温泉施設の爆発事故について設計担当者の業務上の過失(肯定)
最高裁H28.5.25
<事案>
東京都渋谷区内にある温泉施設において、温泉水から分離処理されたメタンガスが、ガス抜き配管内での結露水の滞留により露出・滞留した上、引火して爆発⇒本件温泉施設内にいた従業員3名が死亡し、2名が負傷、通行人1名が負傷。
⇒
本件温泉施設の建設を不動産会社から請け負った建設会社に所属する施設の設計者である被告人が、情報伝達(説明)義務違反の過失があったとして、業務上過失致死傷罪に問われた事案。
<争点>
本件温泉施設の設計担当者である被告人においてガス抜き配管内からの結露水の水抜き作業に係る情報を説明すべき号無上の注意義務の有無が争点。
<主張>
過失の有無について
①本件爆発の機序に関する予見可能性がなかった
②信頼の原則の適用により水抜き作業に係る情報につき不動産会社に対する説明義務がなかった
<解説・判断>
●過失犯についての因果経過の予見可能性の有無が問題となった判例
生駒トンネル火災事件に関する最高裁H12.12.20
明石砂浜陥没事故事件に関する最高裁H21.12.7
⇒
予見の対象として因果経過はある程度具体的なものである必要があるものの、現実の結果発生に至る経過を逐一具体的に予見することまでは必要ではなく、ある程度抽象化されて因果経過が予見可能であれば、過失犯の要件としての予見可能性が認められるという立場。

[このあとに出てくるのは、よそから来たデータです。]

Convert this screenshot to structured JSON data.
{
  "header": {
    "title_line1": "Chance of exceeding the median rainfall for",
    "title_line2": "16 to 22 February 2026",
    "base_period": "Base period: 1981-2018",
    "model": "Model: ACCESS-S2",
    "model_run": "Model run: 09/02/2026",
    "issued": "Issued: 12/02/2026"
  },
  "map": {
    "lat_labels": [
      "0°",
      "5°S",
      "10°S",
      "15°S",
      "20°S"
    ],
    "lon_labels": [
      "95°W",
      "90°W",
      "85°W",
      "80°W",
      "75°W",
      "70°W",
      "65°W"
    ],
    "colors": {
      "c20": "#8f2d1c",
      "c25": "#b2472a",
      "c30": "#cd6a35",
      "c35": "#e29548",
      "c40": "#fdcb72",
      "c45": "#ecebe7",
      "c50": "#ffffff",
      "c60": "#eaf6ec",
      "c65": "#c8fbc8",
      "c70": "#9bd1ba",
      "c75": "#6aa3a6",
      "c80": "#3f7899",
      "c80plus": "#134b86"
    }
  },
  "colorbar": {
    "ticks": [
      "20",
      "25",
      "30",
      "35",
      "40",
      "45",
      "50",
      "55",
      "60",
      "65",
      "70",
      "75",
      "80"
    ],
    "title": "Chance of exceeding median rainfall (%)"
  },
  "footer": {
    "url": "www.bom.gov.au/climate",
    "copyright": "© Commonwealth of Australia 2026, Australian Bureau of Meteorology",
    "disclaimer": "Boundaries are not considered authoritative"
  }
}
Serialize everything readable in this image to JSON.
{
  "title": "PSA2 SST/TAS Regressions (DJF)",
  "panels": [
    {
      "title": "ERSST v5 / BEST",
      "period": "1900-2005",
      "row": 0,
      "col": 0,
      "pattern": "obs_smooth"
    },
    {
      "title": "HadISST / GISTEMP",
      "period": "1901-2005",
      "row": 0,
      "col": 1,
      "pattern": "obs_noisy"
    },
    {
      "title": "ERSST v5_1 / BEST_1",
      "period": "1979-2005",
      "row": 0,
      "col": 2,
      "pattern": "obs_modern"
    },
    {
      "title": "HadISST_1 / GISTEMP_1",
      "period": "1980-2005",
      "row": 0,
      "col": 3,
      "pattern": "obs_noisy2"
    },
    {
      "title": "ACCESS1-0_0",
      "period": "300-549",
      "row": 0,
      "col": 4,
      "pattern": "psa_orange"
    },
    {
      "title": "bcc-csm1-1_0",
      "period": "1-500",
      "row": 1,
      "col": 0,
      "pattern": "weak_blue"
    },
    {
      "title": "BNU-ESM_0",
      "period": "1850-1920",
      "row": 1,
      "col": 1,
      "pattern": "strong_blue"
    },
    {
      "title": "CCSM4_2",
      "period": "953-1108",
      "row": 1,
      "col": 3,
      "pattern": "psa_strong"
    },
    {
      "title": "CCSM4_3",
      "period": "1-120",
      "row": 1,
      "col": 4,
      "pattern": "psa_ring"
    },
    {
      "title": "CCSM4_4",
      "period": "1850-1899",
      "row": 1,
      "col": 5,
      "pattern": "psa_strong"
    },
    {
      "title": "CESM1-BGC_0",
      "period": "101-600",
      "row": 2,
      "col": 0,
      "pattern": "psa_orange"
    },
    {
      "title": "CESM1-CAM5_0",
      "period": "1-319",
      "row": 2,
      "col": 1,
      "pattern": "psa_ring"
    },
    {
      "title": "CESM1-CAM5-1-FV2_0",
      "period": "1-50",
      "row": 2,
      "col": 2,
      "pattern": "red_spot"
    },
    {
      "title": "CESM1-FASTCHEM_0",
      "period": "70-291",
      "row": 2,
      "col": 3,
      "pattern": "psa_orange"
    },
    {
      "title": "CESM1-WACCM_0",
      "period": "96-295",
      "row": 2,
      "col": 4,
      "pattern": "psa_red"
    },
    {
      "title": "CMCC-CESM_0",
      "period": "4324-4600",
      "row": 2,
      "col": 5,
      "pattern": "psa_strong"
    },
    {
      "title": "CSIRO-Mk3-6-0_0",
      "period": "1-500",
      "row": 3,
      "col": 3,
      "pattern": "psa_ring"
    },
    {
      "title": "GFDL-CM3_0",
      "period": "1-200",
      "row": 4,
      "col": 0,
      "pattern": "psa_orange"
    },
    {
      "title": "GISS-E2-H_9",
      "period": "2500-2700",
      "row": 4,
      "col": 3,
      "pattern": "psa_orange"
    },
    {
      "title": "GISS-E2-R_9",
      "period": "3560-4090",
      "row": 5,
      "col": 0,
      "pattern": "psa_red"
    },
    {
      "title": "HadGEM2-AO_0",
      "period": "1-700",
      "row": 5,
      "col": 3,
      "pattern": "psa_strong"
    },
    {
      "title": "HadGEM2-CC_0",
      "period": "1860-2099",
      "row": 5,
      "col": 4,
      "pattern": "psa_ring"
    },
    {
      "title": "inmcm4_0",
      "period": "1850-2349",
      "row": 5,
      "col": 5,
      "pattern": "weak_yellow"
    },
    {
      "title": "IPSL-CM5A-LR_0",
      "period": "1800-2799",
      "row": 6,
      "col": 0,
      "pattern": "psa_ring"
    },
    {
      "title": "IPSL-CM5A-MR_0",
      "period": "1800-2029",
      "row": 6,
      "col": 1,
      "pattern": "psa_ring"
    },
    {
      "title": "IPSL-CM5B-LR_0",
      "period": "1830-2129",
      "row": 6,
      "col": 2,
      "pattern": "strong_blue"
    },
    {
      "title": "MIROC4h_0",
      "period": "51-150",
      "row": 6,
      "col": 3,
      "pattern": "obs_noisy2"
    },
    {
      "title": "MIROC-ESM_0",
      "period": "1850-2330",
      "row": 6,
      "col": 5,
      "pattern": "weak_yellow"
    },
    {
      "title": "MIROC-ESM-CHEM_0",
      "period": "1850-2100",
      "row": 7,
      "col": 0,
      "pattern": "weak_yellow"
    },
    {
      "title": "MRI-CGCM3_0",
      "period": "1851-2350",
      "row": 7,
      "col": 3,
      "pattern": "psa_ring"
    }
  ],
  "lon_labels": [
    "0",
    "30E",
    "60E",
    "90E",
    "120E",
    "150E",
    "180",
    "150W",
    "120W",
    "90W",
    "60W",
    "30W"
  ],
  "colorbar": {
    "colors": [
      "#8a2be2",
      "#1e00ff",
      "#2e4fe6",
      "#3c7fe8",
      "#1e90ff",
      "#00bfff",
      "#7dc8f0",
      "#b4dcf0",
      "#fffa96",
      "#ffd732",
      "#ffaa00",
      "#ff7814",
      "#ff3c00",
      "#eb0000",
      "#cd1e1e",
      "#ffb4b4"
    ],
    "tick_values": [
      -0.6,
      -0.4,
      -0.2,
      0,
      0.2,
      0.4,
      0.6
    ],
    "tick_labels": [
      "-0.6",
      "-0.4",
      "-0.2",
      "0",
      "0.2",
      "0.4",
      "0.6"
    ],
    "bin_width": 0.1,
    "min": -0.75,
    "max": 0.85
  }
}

●組織内における担当者の不作為による過失犯について業務上の注意義務の有無が問題となった判例:
薬害エイズ事件(厚生省ルート)
明石花火大会歩道橋事故事件
トラック欠陥放置事件
明石砂浜陥没事故事件等
⇒
判例は、業務上の注意義務の有無に関し、
①被告人の地位や職責等、②その職務の遂行状況の実態等の諸事情を前提として、③結果発生の危険性や、④そに対する支配管理性などの事情を総合的に考慮し、刑法上の注意義務として結果回避義務を肯定できるかどうかを判断してきた。
●本件では、本件温泉施設の設計担当者としての被告人の立場や本件への関わりなどの事実関係から、注意義務主体として当然に被告人が想定され、その業務上の注意義務の有無や具体的内容が問題となる。
本決定は、原審までの認定事実から、
①被告人の職責や立場、②本件温泉施設の構造、③メタンガス爆発事故防止のための結露水排出の意義と被告人によるその認識可能性、④本件爆発事故の因果経過、⑤被告人による建設会社の施工担当者に対する説明状況、⑥水抜きバルブの開閉状態の変更指示等の事実関係を確認。
その上で、本件が爆発事故であることを前提として、
①被告人が、本件温泉施設の建設工事を請け負った建設会社におけるガス抜き配管設備を含む温泉一時処理施設の設計担当者として、職掌上、同施設の保守管理に関わる設計上の留意事項を施工部門に対して伝達すべき立場にあり、自ら、ガス抜き配管に取り付けた水抜きバルブの開閉状態について指示を変更して結露水の水抜き作業という新たな管理事項を生じさせたこと、
②同作業の意義や必要性を施工部門に対して的確かつ容易に伝達することができ、それによって爆発の危険の発生を回避することができたこと
等の事情
⇒
被告人には、同作業に係る情報を、建設会社の施工担当者を通じ、あるいは自ら直接、不動産会社の担当者に対し確実に説明し、メタンガス爆発事故の発生を防止すべき業務上の注意義務がある。
~
本件の具体的事実関係に応じて、被告人の立場や新たな管理事項の創出に加え、結果回避措置の容易性を指摘。